Thursday, December 06, 2012

Are All Epidemiological Autism Studies Flawed?

Autism diagnoses have been increasing at incredible rates.  Within the past two decades estimates of the numbers of persons diagnosed with autism has increased from 1 in 500 to 1 in 250 to 1 in 110 to 1 in 88.  Those are startling numbers to this humble, unsophisticated mind.  Yet to many in the autism research and Neurodiversity communities these numbers do not reflect a real increase. These smarter than the average bear types are sure that these incredible numbers are simply due to diagnostic definition changes, increased awareness and the existence of readily available of free treatments and services for people with autism. The  less certain, less Neurodiversity adherent among the autism epidemic deniers will admit that, at best only 50% of these increases can be explained by the diagnostic change, social awareness and access to services factors.   Assuming that these very smart people are right what does it mean for our understanding of what causes autism disorders?

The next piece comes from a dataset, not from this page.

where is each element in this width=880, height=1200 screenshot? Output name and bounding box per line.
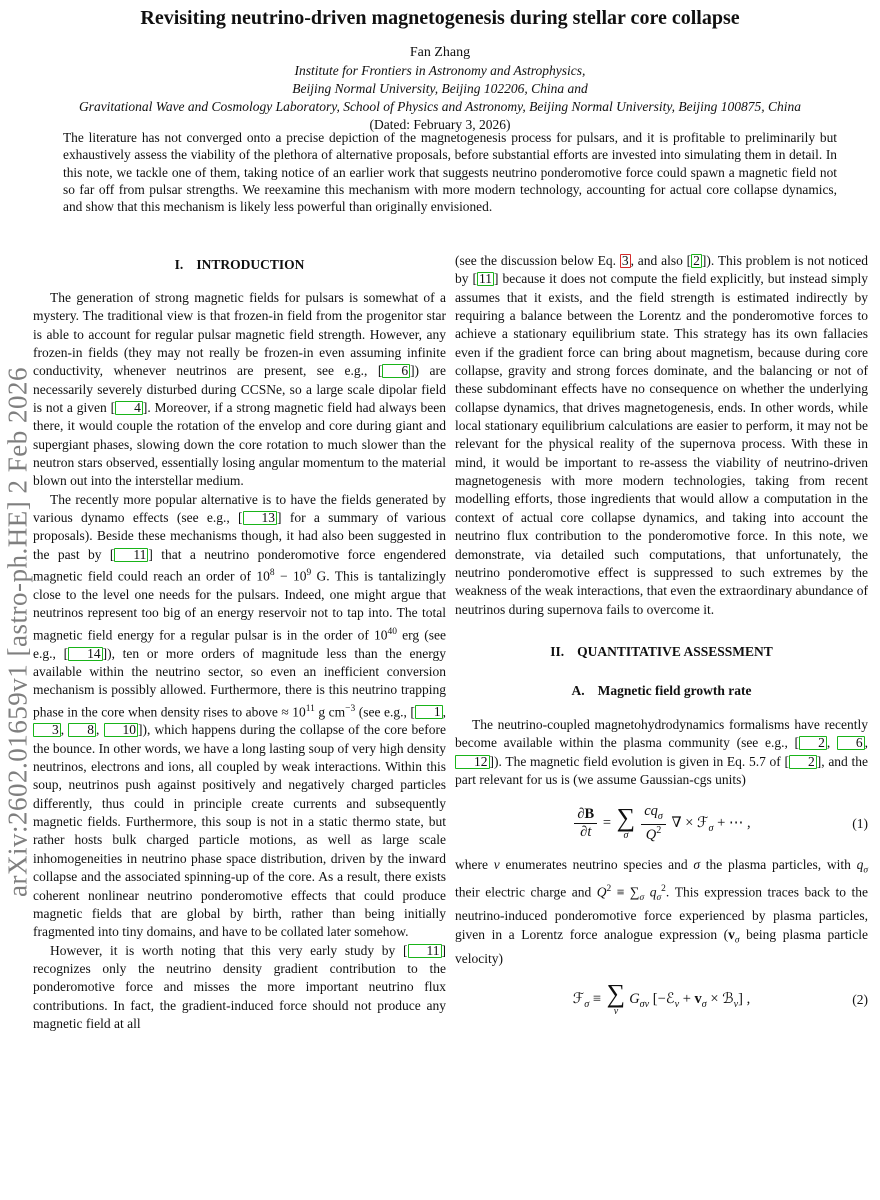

Of what value are studies which purport to determine the possible role of any factor or event in causing autism based on autism rates over time  if those studies lack the ability to determine whether increasing autism rates  are real and if so to what extent?  

Are all epidemiological autism studies flawed that rely on measuring changes in autism diagnoses over time?  Will we have to content ourselves with discovering yet more gene, gene groups, gene expressions etc etc etc that MIGHT have SOME RELATION to autism?  Is this where autism research stands today?

1 comment:

Sue Gerrard said...

Originally, 'autism', was a descriptive label for the withdrawn behaviour seen in schizophrenia. Kanner originally used it descriptively as well, and it was only after seeing several children with similar symptoms that he began to suspect he might be looking at the same disorder in each of the children concerned.

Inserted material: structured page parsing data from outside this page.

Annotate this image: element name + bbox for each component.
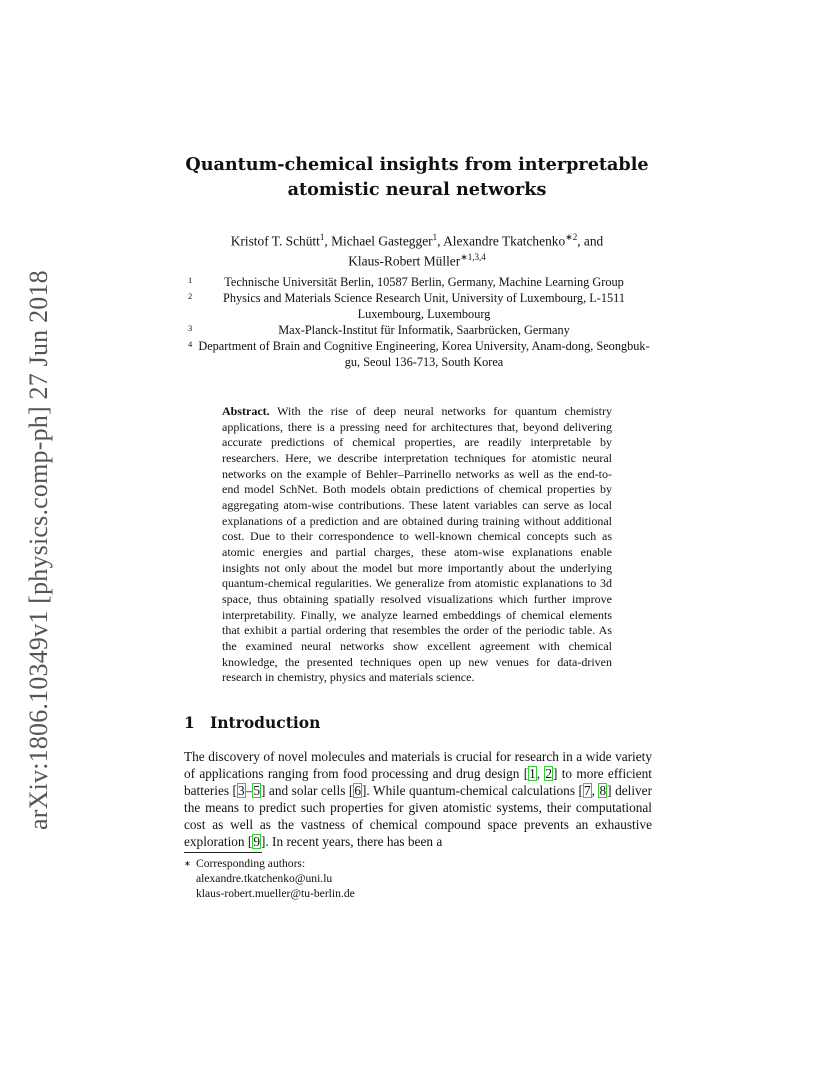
intro-text: The discovery of novel molecules and materials is crucial for research in a wide variety of applications ranging from food processing and drug design [ [184,749,652,782]
affiliation-number: 2 [188,291,193,301]
footnote-marker: ∗ [184,859,191,868]
author-3: Alexandre Tkatchenko [443,233,566,249]
affiliation-number: 3 [188,323,193,333]
citation-link[interactable]: 1 [529,766,536,782]
author-4: Klaus-Robert Müller [348,253,461,269]
affiliation-2 [160,290,674,322]
authors-line-2 [160,249,674,269]
author-4-affil: ∗1,3,4 [460,252,486,263]
author-1-affil: 1 [319,232,325,242]
author-list [160,229,674,270]
citation-link[interactable]: 7 [583,783,591,799]
intro-text: ]. In recent years, there has been a [260,834,443,850]
authors-line-1: Kristof T. Schütt$^1$, Michael Gastegger$^1$, Alexandre Tkatchenko$^{∗2}$, and [230,232,604,249]
affiliation-number: 4 [188,339,193,349]
abstract-heading: Abstract. [222,404,270,418]
footnote-label-line [184,856,584,871]
author-1: Kristof T. Schütt [230,233,320,249]
title-line-1: Quantum-chemical insights from interpretable [185,154,649,175]
affiliations [160,274,674,370]
citation-link[interactable]: 6 [354,783,361,799]
affiliation-text: Max-Planck-Institut für Informatik, Saarbrücken, Germany [278,323,570,337]
affiliation-4 [160,338,674,370]
citation-link[interactable]: 3 [238,783,245,799]
footnote-label: Corresponding authors: [196,857,306,870]
footnote [184,856,584,901]
footnote-email-1[interactable]: alexandre.tkatchenko@uni.lu [196,872,333,885]
citation-link[interactable]: 9 [253,834,260,850]
title-line-2: atomistic neural networks [287,179,547,200]
intro-text: ] to more efficient batteries [ [184,766,652,799]
author-2: Michael Gastegger [331,233,433,249]
affiliation-text: Physics and Materials Science Research Unit, University of Luxembourg, L-1511 Luxembourg, Luxembourg [223,291,625,321]
arxiv-sidebar-stamp: arXiv:1806.10349v1 [physics.comp-ph] 27 Jun 2018 [24,270,53,830]
intro-text: – [245,783,253,799]
intro-text: ] deliver the means to predict such properties for given atomistic systems, their computational cost as well as the vastness of chemical compound space prevents an exhaustive exploration [ [184,783,652,850]
section-title: Introduction [210,713,321,732]
author-3-affil: ∗2 [565,232,578,242]
abstract-text: With the rise of deep neural networks for quantum chemistry applications, there is a pressing need for architectures that, beyond delivering accurate predictions of chemical properties, are readily interpretable by researchers. Here, we describe interpretation techniques for atomistic neural networks on the example of Behler–Parrinello networks as well as the end-to-end model SchNet. Both models obtain predictions of chemical properties by aggregating atom-wise contributions. These latent variables can serve as local explanations of a prediction and are obtained during training without additional cost. Due to their correspondence to well-known chemical concepts such as atomic energies and partial charges, these atom-wise explanations enable insights not only about the model but more importantly about the underlying quantum-chemical regularities. We generalize from atomistic explanations to 3d space, thus obtaining spatially resolved visualizations which further improve interpretability. Finally, we analyze learned embeddings of chemical elements that exhibit a partial ordering that resembles the order of the periodic table. As the examined neural networks show excellent agreement with chemical knowledge, the presented techniques open up new venues for data-driven research in chemistry, physics and materials science. [222,404,612,685]
citation-link[interactable]: 8 [599,783,607,799]
citation-link[interactable]: 2 [545,766,553,782]
section-number: 1 [184,713,195,732]
affiliation-number: 1 [188,275,193,285]
paper-title [150,152,684,202]
intro-text: ] and solar cells [ [260,783,354,799]
intro-text: , [536,766,545,782]
citation-link[interactable]: 5 [253,783,260,799]
affiliation-text: Department of Brain and Cognitive Engineering, Korea University, Anam-dong, Seongbuk-gu, Seoul 136-713, South Korea [198,339,650,369]
intro-text: , [591,783,599,799]
affiliation-3 [160,322,674,338]
affiliation-1 [160,274,674,290]
footnote-rule [184,852,262,853]
abstract [222,404,612,686]
author-2-affil: 1 [432,232,438,242]
intro-text: ]. While quantum-chemical calculations [ [361,783,583,799]
author-and: and [583,233,604,249]
introduction-paragraph [184,748,652,851]
footnote-email-2[interactable]: klaus-robert.mueller@tu-berlin.de [196,887,355,900]
affiliation-text: Technische Universität Berlin, 10587 Berlin, Germany, Machine Learning Group [224,275,624,289]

Today a 'diagnosis' of autism is still based solely on behavioural characteristics and everyone whose behavioural characteristics meet the criteria for autism *and* whose symptoms have no known cause, qualifies for this 'diagnosis'.

I've put diagnosis in quotes because a diagnosis of autism is simply matching behavioural characteristics, not giving any indication of what causes those characteristics. A diagnosis couched in terms as vague as autism is, is bound to experience 'diagnosis drift', and to start to include those who would have been considered within the normal range 70, 50 or even 30 years ago.

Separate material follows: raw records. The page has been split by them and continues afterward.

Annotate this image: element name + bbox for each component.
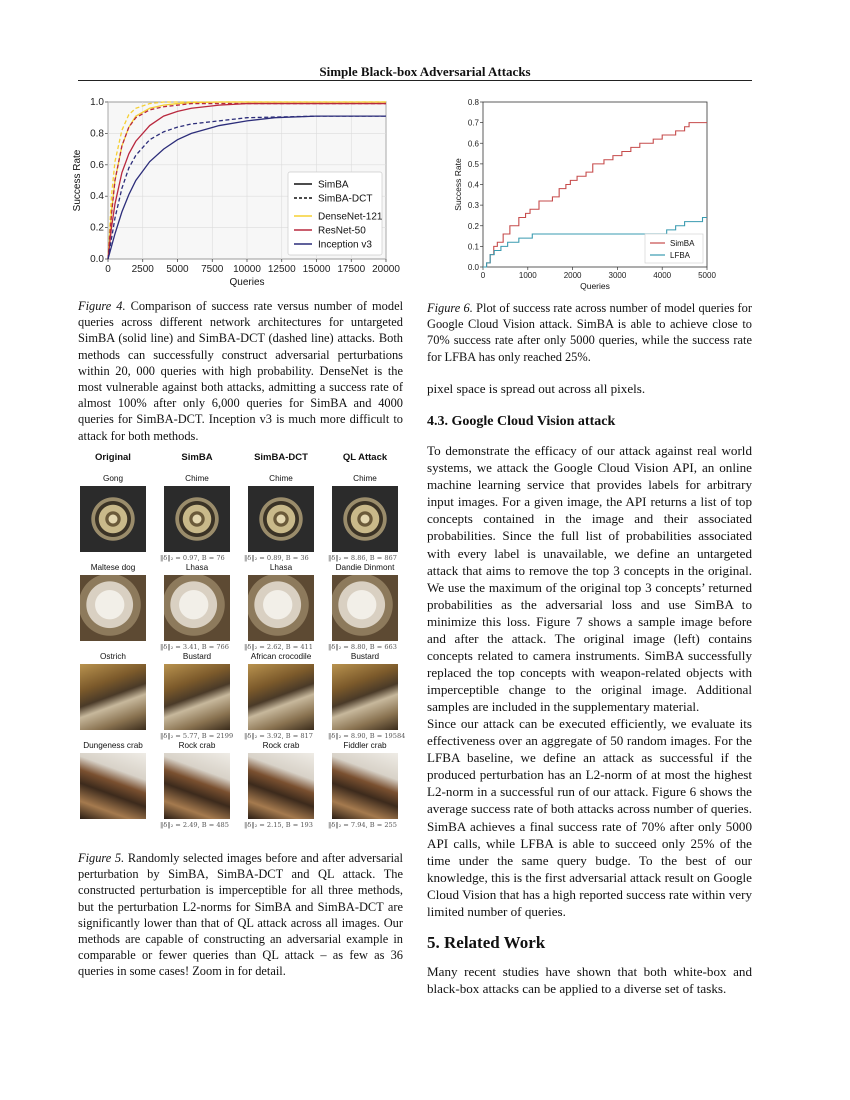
figure6-caption — [427, 300, 752, 365]
figure5-image-label: Dandie Dinmont — [335, 563, 395, 572]
x-tick-label: 2500 — [131, 264, 154, 275]
y-tick-label: 0.1 — [467, 242, 479, 252]
y-tick-label: 0.4 — [467, 180, 479, 190]
x-tick-label: 0 — [480, 271, 486, 280]
figure5-image — [248, 486, 314, 552]
x-tick-label: 0 — [105, 264, 111, 275]
section-5-title: 5. Related Work — [427, 933, 546, 952]
figure5-metric: ‖δ‖₂ = 2.62, B = 411 — [244, 643, 313, 651]
figure4-chart — [70, 92, 405, 288]
section-4-3-para2: Since our attack can be executed efficiently, we evaluate its effectiveness over an aggregate of 50 random images. For the LFBA baseline, we define an attack as successful if the produced perturbation has an L2-norm of at most the highest L2-norm in a successful run of our attack. Figure 6 shows the average success rate of both attacks across number of queries. SimBA achieves a final success rate of 70% after only 5000 API calls, while LFBA is able to succeed only 25% of the time under the same query budge. To the best of our knowledge, this is the first adversarial attack result on Google Cloud Vision that has a high reported success rate within very limited number of queries. — [427, 716, 752, 920]
y-tick-label: 0.6 — [467, 139, 479, 149]
x-tick-label: 2000 — [563, 271, 582, 280]
continuation-text: pixel space is spread out across all pixels. — [427, 381, 646, 396]
figure6-caption-text: Plot of success rate across number of model queries for Google Cloud Vision attack. SimBA is able to achieve close to 70% success rate after only 5000 queries, while the success rate for LFBA has only reached 25%. — [427, 301, 752, 364]
legend-label: SimBA — [670, 239, 695, 248]
figure5-image-label: Bustard — [182, 652, 212, 661]
figure4-caption — [78, 298, 403, 444]
figure5-image — [80, 664, 146, 730]
figure5-metric: ‖δ‖₂ = 8.90, B = 19584 — [328, 732, 406, 740]
legend-label: LFBA — [670, 251, 691, 260]
figure5-column-header: SimBA — [181, 452, 213, 463]
x-tick-label: 4000 — [653, 271, 672, 280]
figure5-image-label: Rock crab — [262, 741, 300, 750]
figure5-image-label: Fiddler crab — [343, 741, 387, 750]
figure5-image — [332, 575, 398, 641]
figure6-chart — [450, 94, 725, 289]
figure5-image — [164, 664, 230, 730]
section-5-para: Many recent studies have shown that both white-box and black-box attacks can be applied to a diverse set of tasks. — [427, 964, 752, 997]
y-axis-label: Success Rate — [453, 158, 463, 211]
legend-label: Inception v3 — [318, 239, 372, 251]
figure5-column-header: SimBA-DCT — [254, 452, 308, 463]
figure5-metric: ‖δ‖₂ = 5.77, B = 2199 — [160, 732, 234, 740]
section-4-3-title: 4.3. Google Cloud Vision attack — [427, 414, 616, 429]
y-tick-label: 0.8 — [90, 128, 104, 140]
y-tick-label: 0.4 — [90, 191, 104, 203]
figure5-image — [332, 486, 398, 552]
figure5-metric: ‖δ‖₂ = 8.80, B = 663 — [328, 643, 397, 651]
x-tick-label: 10000 — [233, 264, 261, 275]
figure5-metric: ‖δ‖₂ = 3.41, B = 766 — [160, 643, 229, 651]
x-tick-label: 1000 — [518, 271, 537, 280]
figure5-image — [80, 575, 146, 641]
legend-label: SimBA — [318, 179, 349, 191]
y-tick-label: 0.3 — [467, 201, 479, 211]
figure5-image — [80, 486, 146, 552]
x-axis-label: Queries — [229, 277, 265, 288]
figure5-metric: ‖δ‖₂ = 0.89, B = 36 — [244, 554, 309, 562]
figure5-image — [164, 575, 230, 641]
figure5-image-label: Bustard — [350, 652, 380, 661]
figure5-image-label: Gong — [102, 474, 124, 483]
x-tick-label: 12500 — [267, 264, 296, 275]
figure5-metric: ‖δ‖₂ = 2.49, B = 485 — [160, 821, 229, 829]
x-tick-label: 7500 — [201, 264, 224, 275]
figure5-image — [164, 753, 230, 819]
figure5-image-label: Chime — [353, 474, 377, 483]
y-tick-label: 1.0 — [90, 97, 104, 108]
figure5-caption-text: Randomly selected images before and after adversarial perturbation by SimBA, SimBA-DCT and QL attack. The constructed perturbation is imperceptible for all three methods, but the perturbation L2-norms for SimBA and SimBA-DCT are significantly lower than that of QL attack across all images. Our methods are capable of constructing an adversarial example in comparable or fewer queries than QL attack – as few as 36 queries in some cases! Zoom in for detail. — [78, 851, 403, 979]
y-tick-label: 0.8 — [467, 98, 479, 107]
y-tick-label: 0.2 — [467, 221, 479, 231]
figure5-caption — [78, 850, 403, 980]
figure5-grid — [74, 450, 409, 840]
figure5-metric: ‖δ‖₂ = 7.94, B = 255 — [328, 821, 397, 829]
figure5-column-header: QL Attack — [342, 452, 388, 463]
figure5-image — [248, 664, 314, 730]
x-tick-label: 15000 — [302, 264, 331, 275]
figure5-metric: ‖δ‖₂ = 8.86, B = 867 — [328, 554, 397, 562]
figure5-image — [332, 753, 398, 819]
legend-label: SimBA-DCT — [318, 193, 373, 205]
figure5-image — [248, 575, 314, 641]
figure5-image-label: Ostrich — [100, 652, 126, 661]
figure5-image-label: Lhasa — [269, 563, 293, 572]
legend-label: DenseNet-121 — [318, 211, 383, 223]
y-tick-label: 0.6 — [90, 159, 104, 171]
figure5-image — [164, 486, 230, 552]
figure5-column-header: Original — [95, 452, 131, 463]
x-tick-label: 5000 — [166, 264, 189, 275]
figure5-image-label: Chime — [269, 474, 293, 483]
figure5-image — [248, 753, 314, 819]
legend-label: ResNet-50 — [318, 225, 366, 237]
running-header: Simple Black-box Adversarial Attacks — [319, 64, 531, 79]
figure5-caption-label: Figure 5. — [78, 851, 125, 865]
figure5-image-label: Dungeness crab — [83, 741, 143, 750]
figure5-image-label: Maltese dog — [90, 563, 136, 572]
header-rule — [78, 80, 752, 81]
figure5-image-label: Lhasa — [185, 563, 209, 572]
figure5-image — [332, 664, 398, 730]
figure4-caption-text: Comparison of success rate versus number of model queries across different network architectures for untargeted SimBA (solid line) and SimBA-DCT (dashed line) attacks. Both methods can successfully construct adversarial perturbations within 20, 000 queries with high probability. DenseNet is the most vulnerable against both attacks, admitting a success rate of almost 100% after only 6,000 queries for SimBA and 4000 queries for SimBA-DCT. Inception v3 is much more difficult to attack for both methods. — [78, 299, 404, 443]
x-tick-label: 3000 — [608, 271, 627, 280]
x-axis-label: Queries — [580, 281, 610, 291]
y-tick-label: 0.0 — [90, 254, 104, 265]
y-tick-label: 0.0 — [467, 263, 479, 272]
figure5-image — [80, 753, 146, 819]
figure5-image-label: Rock crab — [178, 741, 216, 750]
figure5-image-label: Chime — [185, 474, 209, 483]
x-tick-label: 5000 — [698, 271, 716, 280]
y-tick-label: 0.2 — [90, 222, 104, 234]
figure5-metric: ‖δ‖₂ = 2.15, B = 193 — [244, 821, 313, 829]
section-4-3-para1: To demonstrate the efficacy of our attack against real world systems, we attack the Google Cloud Vision API, an online machine learning service that provides labels for arbitrary input images. For a given image, the API returns a list of top concepts contained in the image and their associated probabilities. Since the full list of probabilities associated with every label is unavailable, we define an untargeted attack that aims to remove the top 3 concepts in the original. We use the maximum of the original top 3 concepts’ returned probabilities as the adversarial loss and use SimBA to minimize this loss. Figure 7 shows a sample image before and after the attack. The original image (left) contains concepts related to camera instruments. SimBA successfully replaced the top concepts with weapon-related objects with imperceptible change to the original image. Additional samples are included in the supplementary material. — [427, 443, 752, 715]
figure5-metric: ‖δ‖₂ = 3.92, B = 817 — [244, 732, 313, 740]
y-tick-label: 0.5 — [467, 159, 479, 169]
y-axis-label: Success Rate — [72, 149, 83, 212]
x-tick-label: 20000 — [372, 264, 400, 275]
figure5-metric: ‖δ‖₂ = 0.97, B = 76 — [160, 554, 225, 562]
figure4-caption-label: Figure 4. — [78, 299, 126, 313]
x-tick-label: 17500 — [337, 264, 366, 275]
figure6-caption-label: Figure 6. — [427, 301, 473, 315]
figure5-image-label: African crocodile — [250, 652, 312, 661]
y-tick-label: 0.7 — [467, 118, 479, 128]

A far more likely explanation for autism is that the triad of behavioural characteristics can be caused by lots of different medical conditions; in their 1992 book "The biology of the autistic syndromes" Mary Coleman and Christopher Gillberg list many different medical disorders documented as associated with autism. They don't know, of course, whether the autistic characteristics are caused by those other medical disorders, but it's a pretty safe bet some of them are responsible.

So it's quite possible that the so-called autism 'epidemic' might have been caused by several factors including broadening the diagnostic criteria - in practice if not in theory, increased awareness, and increased cultural expectations of conformity, as well as medical problems that are often not even looked at after a diagnosis of autism - because all symptoms are widely attributed to some hypothetical single condition we call 'autism'.